The United States said on Monday it has not yet made a decision on whether to freeze economic assistance to Egypt.
The State Department said that a review by the Obama administration of all U.S. aid to Egypt is currently underway.
"We have not made a policy decision to put a blanket hold on the economic support fund," State Department spokeswoman Jen Psaki told a briefing, according to Reuters.
She added later that the review also applied to military and security assistance to Egypt.
"That review is ongoing, and includes military assistance, security assistance and also includes economic assistance," she added. "We are going to abide by legal obligations and will make adjustments as needed in the future."
Psaki said U.S. funding for non-governmental agencies would not be affected regardless of whether the U.S. imposed restrictions on aid.

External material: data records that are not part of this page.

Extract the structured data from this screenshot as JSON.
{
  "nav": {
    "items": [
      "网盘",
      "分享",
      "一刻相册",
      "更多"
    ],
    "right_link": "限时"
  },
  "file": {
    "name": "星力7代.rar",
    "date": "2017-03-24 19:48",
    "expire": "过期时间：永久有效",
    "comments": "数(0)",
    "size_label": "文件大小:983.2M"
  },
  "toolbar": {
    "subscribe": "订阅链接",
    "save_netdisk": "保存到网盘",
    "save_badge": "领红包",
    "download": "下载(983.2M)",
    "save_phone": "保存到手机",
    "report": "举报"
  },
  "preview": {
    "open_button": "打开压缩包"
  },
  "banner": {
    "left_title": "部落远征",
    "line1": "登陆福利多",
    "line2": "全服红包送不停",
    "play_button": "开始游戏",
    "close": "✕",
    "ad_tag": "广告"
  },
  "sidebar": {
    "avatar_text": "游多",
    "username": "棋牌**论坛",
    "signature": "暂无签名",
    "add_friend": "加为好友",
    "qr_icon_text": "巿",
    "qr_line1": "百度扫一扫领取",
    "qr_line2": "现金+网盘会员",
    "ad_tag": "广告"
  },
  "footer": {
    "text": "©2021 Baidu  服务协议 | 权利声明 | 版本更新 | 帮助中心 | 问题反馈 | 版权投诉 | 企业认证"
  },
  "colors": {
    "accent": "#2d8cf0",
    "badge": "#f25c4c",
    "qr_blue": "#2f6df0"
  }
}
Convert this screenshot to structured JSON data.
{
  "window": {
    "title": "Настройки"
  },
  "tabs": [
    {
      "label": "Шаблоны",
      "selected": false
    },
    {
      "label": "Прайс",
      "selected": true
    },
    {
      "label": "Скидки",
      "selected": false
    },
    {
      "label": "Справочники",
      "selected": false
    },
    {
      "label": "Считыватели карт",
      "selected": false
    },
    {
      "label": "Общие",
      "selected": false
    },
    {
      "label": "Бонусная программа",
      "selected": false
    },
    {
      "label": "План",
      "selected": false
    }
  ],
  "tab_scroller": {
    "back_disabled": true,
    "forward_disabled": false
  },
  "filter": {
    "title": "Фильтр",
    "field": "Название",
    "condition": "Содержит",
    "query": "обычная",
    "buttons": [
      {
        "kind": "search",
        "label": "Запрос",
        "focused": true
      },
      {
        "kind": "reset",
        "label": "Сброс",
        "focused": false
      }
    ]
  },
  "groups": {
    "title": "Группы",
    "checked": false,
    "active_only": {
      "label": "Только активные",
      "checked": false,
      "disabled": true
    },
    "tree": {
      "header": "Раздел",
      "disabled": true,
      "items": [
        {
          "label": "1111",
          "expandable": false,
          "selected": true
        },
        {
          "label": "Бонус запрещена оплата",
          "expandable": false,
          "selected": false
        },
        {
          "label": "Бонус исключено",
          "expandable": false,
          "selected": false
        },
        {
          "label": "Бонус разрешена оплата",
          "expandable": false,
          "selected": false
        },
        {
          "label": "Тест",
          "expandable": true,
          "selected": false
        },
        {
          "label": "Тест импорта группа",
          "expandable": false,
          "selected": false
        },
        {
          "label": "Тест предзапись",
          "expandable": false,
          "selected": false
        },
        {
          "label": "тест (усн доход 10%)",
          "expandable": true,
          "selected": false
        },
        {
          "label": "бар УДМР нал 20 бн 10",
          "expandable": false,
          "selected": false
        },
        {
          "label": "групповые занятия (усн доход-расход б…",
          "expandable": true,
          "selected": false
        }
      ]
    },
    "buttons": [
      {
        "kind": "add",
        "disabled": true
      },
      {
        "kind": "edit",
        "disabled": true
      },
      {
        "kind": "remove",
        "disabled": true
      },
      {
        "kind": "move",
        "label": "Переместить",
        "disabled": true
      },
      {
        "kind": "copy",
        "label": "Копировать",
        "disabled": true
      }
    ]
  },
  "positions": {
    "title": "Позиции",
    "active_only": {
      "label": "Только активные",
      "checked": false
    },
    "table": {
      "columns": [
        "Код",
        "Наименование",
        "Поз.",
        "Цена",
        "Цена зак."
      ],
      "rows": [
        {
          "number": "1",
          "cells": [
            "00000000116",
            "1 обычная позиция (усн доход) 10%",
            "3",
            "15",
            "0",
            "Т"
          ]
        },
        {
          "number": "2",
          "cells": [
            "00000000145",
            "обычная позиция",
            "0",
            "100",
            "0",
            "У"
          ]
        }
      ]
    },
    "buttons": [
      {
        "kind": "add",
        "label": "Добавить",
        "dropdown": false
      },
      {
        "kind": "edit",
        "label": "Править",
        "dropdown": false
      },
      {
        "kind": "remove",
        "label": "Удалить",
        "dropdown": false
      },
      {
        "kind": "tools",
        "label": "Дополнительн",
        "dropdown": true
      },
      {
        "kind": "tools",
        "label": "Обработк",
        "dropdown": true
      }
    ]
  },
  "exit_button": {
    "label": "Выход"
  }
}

Also on Monday, U.S. Defense Secretary Chuck Hagel said that Washington was doing its best to stabilize the situation in Egypt, but admitted that there was only so much the U.S. could do.
“Our ability to influence the outcome in Egypt is limited,” Hagel said. “It's up to the Egyptian people. And they are a large, great, sovereign nation.”
Hagel reiterated the call last week by President Barack Obama for dialogue and a cessation of violence.
The White House has thus far been cautious about calling the Egyptian military’s ouster of Islamist President Mohammed Morsi a “coup.”
Under U.S. law, a country in which a military coup has taken place cannot receive military aid from the U.S.
Senators John McCain and Lindsey Graham have called on the Obama administration to cut off the aid the U.S. provides to Egypt, saying that “Not all coups are created equal, but a coup is still a coup.”
Meanwhile, the New York Times reported on Monday that Israel is mounting a diplomatic effort to assist the military-backed government in Egypt to retain U.S. and international backing.
Israel plans this week to intensify its diplomatic campaign urging Europe and the United States to support the government in Egypt, the Times wrote, quoting “a senior Israeli official involved in the effort” who spoke on the condition of anonymity.
Israeli ambassadors in Washington, London, Paris, Berlin, Brussels and other capitals will be lobbying foreign ministers, the official said, as leaders in Israel will press the case with diplomats from abroad, “that the military is the only hope to prevent further chaos in Cairo.”